Lucia Gallie, 32, hit the ground running with her White Rose Bakery business after taking up cake decorating as a hobby while pregnant with her second child.
The former Tavistock College history teacher won gold at the world-renowned Cake International competition held at Birmingham National Exhibition Centre earlier this month.
The mother-of-two won first prize with her Secret Garden-inspired wedding cake – but says she did not expect to do so well.
"I honestly was not expecting it at all," she said.
"I thought if I was really lucky I might get a bronze or silver; I didn't think in my wildest dreams I would get gold.
"I always feel like a bit of a fraud because I go to these things and there are people who have been doing it professionally for years and I've only really been doing it for a handful of months."
Mrs Gallie makes cakes to order from the Tavistock home she shares with her husband Rob, 34, son Harry, seven, and 22-month-old daughter Evelyn.
Her story began when she decided to teach herself cake decorating after taking early maternity leave from her teaching job a couple of years ago.
She said: "When I was pregnant with Evelyn I had a bit of a tricky pregnancy and ended up going on maternity leave a lot earlier for bed rest.
"I got really bored and it did my head in.
"It really completely threw me and I thought about how I'd always wanted to learn a new skill like cake decorating and I love baking so I just spent a few months with my head in books and the internet was amazing for tutorials.
"I was just hooked to the point where the first time I iced a cake I thought I would do three tiers instead of one and I was so proud of it."
Mrs Gallie set up a Facebook page for her business and then a website and has been inundated with wedding cake orders ever since.
Over the last year the talented mother has picked up two medals at international competitions and has featured in magazines.
She won bronze during her first competition at Birmingham last year and went on to win silver at London Cake International in April this year.
"During my first competition I was stunned to win bronze because I had only been doing it for months and was totally terrified," said Mrs Gallie.
"I went to the London Cake International in April this year and got the silver and everyone was joking saying that I would have to get gold next."
Mrs Gallie says she had put plans for winning a gold medal on the back burner until an interview with Wedding Cakes Magazine was published last month.
She said: "In the interview back in May I'd said I was going to enter the Birmingham Cake International but I hadn't so I thought 'I'm going to have to do it now'.
"I only had a week to get my cake ready.
"I worked a total of about 50 hours over four nights in a row and managed to pull it off."
Mrs Gallie's winning cake – inspired by her favourite children's book The Secret Garden – featured sugar ivy creeping up the cake, wild flowers, hand-painted brickwork and a red robin which she carved and sculpted by hand using modelling chocolate.
But despite this, the mother says she was never artistic growing up and finds the longest part of the process for her is coming up with the cake design.

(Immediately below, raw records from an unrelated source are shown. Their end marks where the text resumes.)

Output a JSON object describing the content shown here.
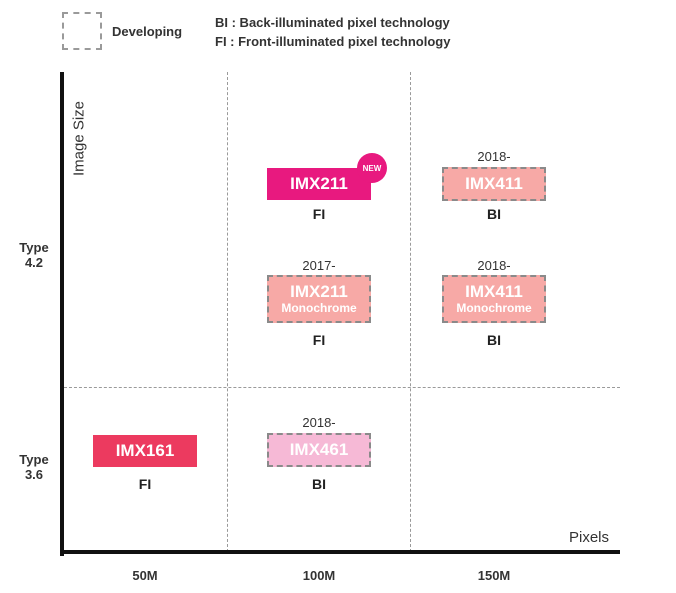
{
  "legend": {
    "developing": "Developing",
    "bi_def": "BI : Back-illuminated pixel technology",
    "fi_def": "FI : Front-illuminated pixel technology"
  },
  "axes": {
    "y_title": "Image Size",
    "x_title": "Pixels",
    "y_ticks": [
      {
        "line1": "Type",
        "line2": "4.2"
      },
      {
        "line1": "Type",
        "line2": "3.6"
      }
    ],
    "x_ticks": [
      "50M",
      "100M",
      "150M"
    ]
  },
  "colors": {
    "magenta": "#e8197f",
    "red_pink": "#ec3a5f",
    "salmon": "#f7a9a6",
    "light_pink": "#f6b9d6"
  },
  "sensors": [
    {
      "name": "IMX211",
      "sub": "",
      "year": "",
      "tech": "FI",
      "badge": "NEW",
      "status": "released",
      "color": "#e8197f",
      "pixels": "100M",
      "size": "Type 4.2"
    },
    {
      "name": "IMX411",
      "sub": "",
      "year": "2018-",
      "tech": "BI",
      "badge": "",
      "status": "developing",
      "color": "#f7a9a6",
      "pixels": "150M",
      "size": "Type 4.2"
    },
    {
      "name": "IMX211",
      "sub": "Monochrome",
      "year": "2017-",
      "tech": "FI",
      "badge": "",
      "status": "developing",
      "color": "#f7a9a6",
      "pixels": "100M",
      "size": "Type 4.2"
    },
    {
      "name": "IMX411",
      "sub": "Monochrome",
      "year": "2018-",
      "tech": "BI",
      "badge": "",
      "status": "developing",
      "color": "#f7a9a6",
      "pixels": "150M",
      "size": "Type 4.2"
    },
    {
      "name": "IMX161",
      "sub": "",
      "year": "",
      "tech": "FI",
      "badge": "",
      "status": "released",
      "color": "#ec3a5f",
      "pixels": "50M",
      "size": "Type 3.6"
    },
    {
      "name": "IMX461",
      "sub": "",
      "year": "2018-",
      "tech": "BI",
      "badge": "",
      "status": "developing",
      "color": "#f6b9d6",
      "pixels": "100M",
      "size": "Type 3.6"
    }
  ]
}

She said: "I never considered myself artistic.
"I've always enjoyed it and have always appreciated the arts but if you'd asked me two years ago to describe my qualities, artistic, creative and design-based would have been at the bottom of the pile.
"One thing I love is making sugar flowers and making cakes really pretty so this design allowed me to showcase different aspects of decorating."

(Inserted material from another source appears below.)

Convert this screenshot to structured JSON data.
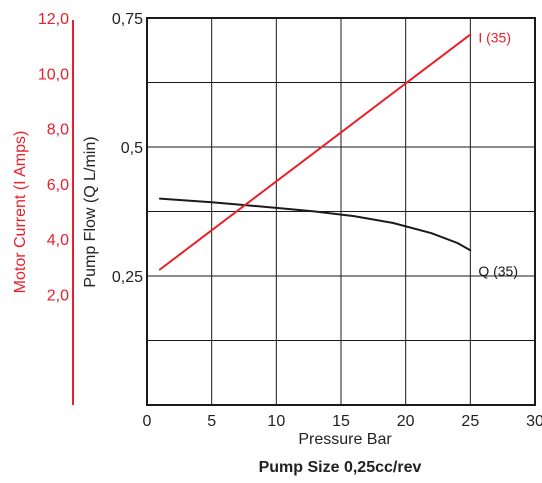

Her plan for the future is to keep making cakes to order during the wedding season over the summer and to teach other people through tutorials or workshops.
She said: "I definitely feel that this is the right step for me at the moment.

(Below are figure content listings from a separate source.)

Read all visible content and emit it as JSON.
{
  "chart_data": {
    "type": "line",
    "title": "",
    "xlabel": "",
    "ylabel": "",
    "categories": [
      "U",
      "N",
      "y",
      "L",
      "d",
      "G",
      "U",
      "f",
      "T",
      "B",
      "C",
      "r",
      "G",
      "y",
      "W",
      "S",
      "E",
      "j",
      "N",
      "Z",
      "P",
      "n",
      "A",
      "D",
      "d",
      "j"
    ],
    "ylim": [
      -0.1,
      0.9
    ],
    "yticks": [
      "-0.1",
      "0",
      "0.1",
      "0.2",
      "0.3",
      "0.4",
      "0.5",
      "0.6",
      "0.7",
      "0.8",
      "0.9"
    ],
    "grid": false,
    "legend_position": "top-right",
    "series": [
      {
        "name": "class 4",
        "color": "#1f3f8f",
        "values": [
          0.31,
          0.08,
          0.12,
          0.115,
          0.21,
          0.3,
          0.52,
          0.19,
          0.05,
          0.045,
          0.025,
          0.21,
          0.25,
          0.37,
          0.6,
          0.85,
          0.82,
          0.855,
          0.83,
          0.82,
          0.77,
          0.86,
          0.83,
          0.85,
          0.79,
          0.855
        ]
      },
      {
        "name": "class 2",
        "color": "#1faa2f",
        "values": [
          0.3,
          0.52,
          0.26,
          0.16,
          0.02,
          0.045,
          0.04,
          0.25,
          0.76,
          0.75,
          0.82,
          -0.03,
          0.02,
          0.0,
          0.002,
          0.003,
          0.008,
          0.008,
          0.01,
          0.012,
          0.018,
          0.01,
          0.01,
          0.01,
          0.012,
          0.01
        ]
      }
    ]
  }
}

"I do miss the teaching side of my teaching career so I think I'm quite keen to go into tutorials or my own classes at some point.
"The cake community is just so warm and friendly to people; it feels like another family really.
"It's been amazing actually and I've met so many like-minded people and an awful lot of women who have given up careers to do this."
Mrs Gallie grew up in Tavistock but moved to Southampton and London for university and teacher training.
She spent two years teaching history in London before moving back to Tavistock when she decided to start a family.
She taught history at Tavistock College for about six years from September 2008.